What’s often overlooked, however, are the internal factors that could help to protect the skin. As the skin tissues have high cellular turnover, it’s natural to look at solutions at the very foundation of all cells, and that solution is Nicotinamide adenine dinucleotide.

Nicotinamide Adenine Dinucleotide & Skin Protection

Nicotinamide adenine dinucleotide, or NAD for short, is a coenzyme that can be found in every living cell, in every living thing. It’s responsible for a huge range of cellular processes including DNA repair and tissue protection, and as the skin has a remarkably high cellular turnover rate, it naturally uses more NAD than many other types of tissue.

But how can NAD help to protect the skin? Here are a few studies of interest:

  • Studies have found that low levels of NAD in the body can increase the skin’s sensitivity to the sun, resulting in symptoms of UV damage including wrinkles, leathery skin, rough patches, and raised bumps. It’s understood that the reason for this is that the NAD-dependent keratinocyte skin cells are unable to repair DNA following photodamage without optimal NAD levels, leading to cell death. This may explain why over 55s are most likely to be diagnosed with melanoma.
  • When exploring potential treatment options for pellagra – a condition which causes dermatitis along with other symptoms such as gastrointestinal problems and dementia – researchers have identified NAD as a solution to pellagra-related skin complaints. As pellagra is often caused by a nicotinamide deficiency, topical application of NAD has been shown to be effective at treating dermatitis. Other studies have found oral nicotinamide to be beneficial, too.
  • NAD is most commonly of interest to scientists as a contributor in delaying the ageing process, with low levels promoting cellular senescence. In terms of the skin in particular, NAD boosts the activity of the SIR1 gene – a part of the sirtuin protein family – which plays a ‘critical’ role in skin ageing. As aged skin is more susceptible to dryness, thinning, and sensitivity, slowing down the ageing process can be an excellent form of protection from the downsides of hand washing.
  • One way to protect the skin from the effect of harsh soaps and frequent washing is by strengthening the natural barrier function. Topical creams can help with this, but research suggests that NAD can also play a role. NAD is essential for the synthesis of fatty acids and waxy ceramides which both create a ‘barrier’ to protect the skin from external factors. This barrier prevents potentially harmful substances from being absorbed while locking moisture away inside the skin.
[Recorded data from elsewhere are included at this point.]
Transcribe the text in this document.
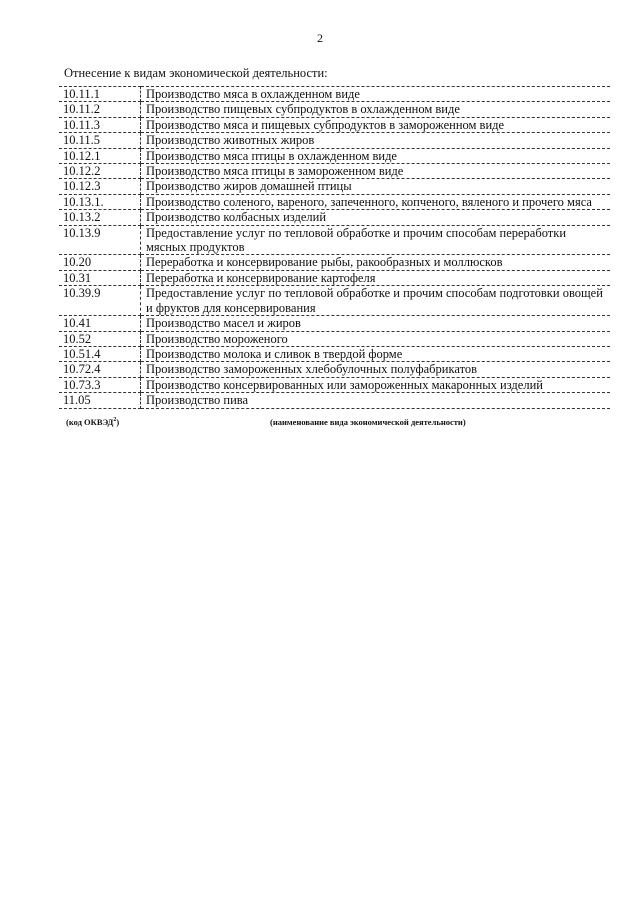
2
Отнесение к видам экономической деятельности:
10.11.1	Производство мяса в охлажденном виде
10.11.2	Производство пищевых субпродуктов в охлажденном виде
10.11.3	Производство мяса и пищевых субпродуктов в замороженном виде
10.11.5	Производство животных жиров
10.12.1	Производство мяса птицы в охлажденном виде
10.12.2	Производство мяса птицы в замороженном виде
10.12.3	Производство жиров домашней птицы
10.13.1.	Производство соленого, вареного, запеченного, копченого, вяленого и прочего мяса
10.13.2	Производство колбасных изделий
10.13.9	Предоставление услуг по тепловой обработке и прочим способам переработки мясных продуктов
10.20	Переработка и консервирование рыбы, ракообразных и моллюсков
10.31	Переработка и консервирование картофеля
10.39.9	Предоставление услуг по тепловой обработке и прочим способам подготовки овощей и фруктов для консервирования
10.41	Производство масел и жиров
10.52	Производство мороженого
10.51.4	Производство молока и сливок в твердой форме
10.72.4	Производство замороженных хлебобулочных полуфабрикатов
10.73.3	Производство консервированных или замороженных макаронных изделий
11.05	Производство пива
(код ОКВЭД$^2$)	(наименование вида экономической деятельности)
The question is, if the body is able to offer inherent skin protection through its own internal coenzyme stores, why did so many people suffer with dry skin and eczema flare ups during the COVID-19 pandemic? The answer lies in the natural depletion of NAD.

NAD levels in the body naturally decline with age, which is understood to play a big role in the development of age-related conditions such as cardiovascular disease and diabetes. Fortunately, however, NAD levels can be restored – easily – simply by including NAD supplements as part of the daily diet, and eating more NAD-rich foods such as fish, milk and green vegetables.

A Healthy New Normal

Although many people have long exhibited good hand washing habits, it is likely that the majority have taken to washing their hands more thoroughly and more frequently since the new coronavirus emerged. And while this is essential to minimise the spread not only of COVID-19 but other viruses and other pathogens, the ‘new normal’ looks set to spark a notable rise in skin complaints. Now is the time to start thinking about how a healthy new normal can be facilitated, through improved protection of the skin.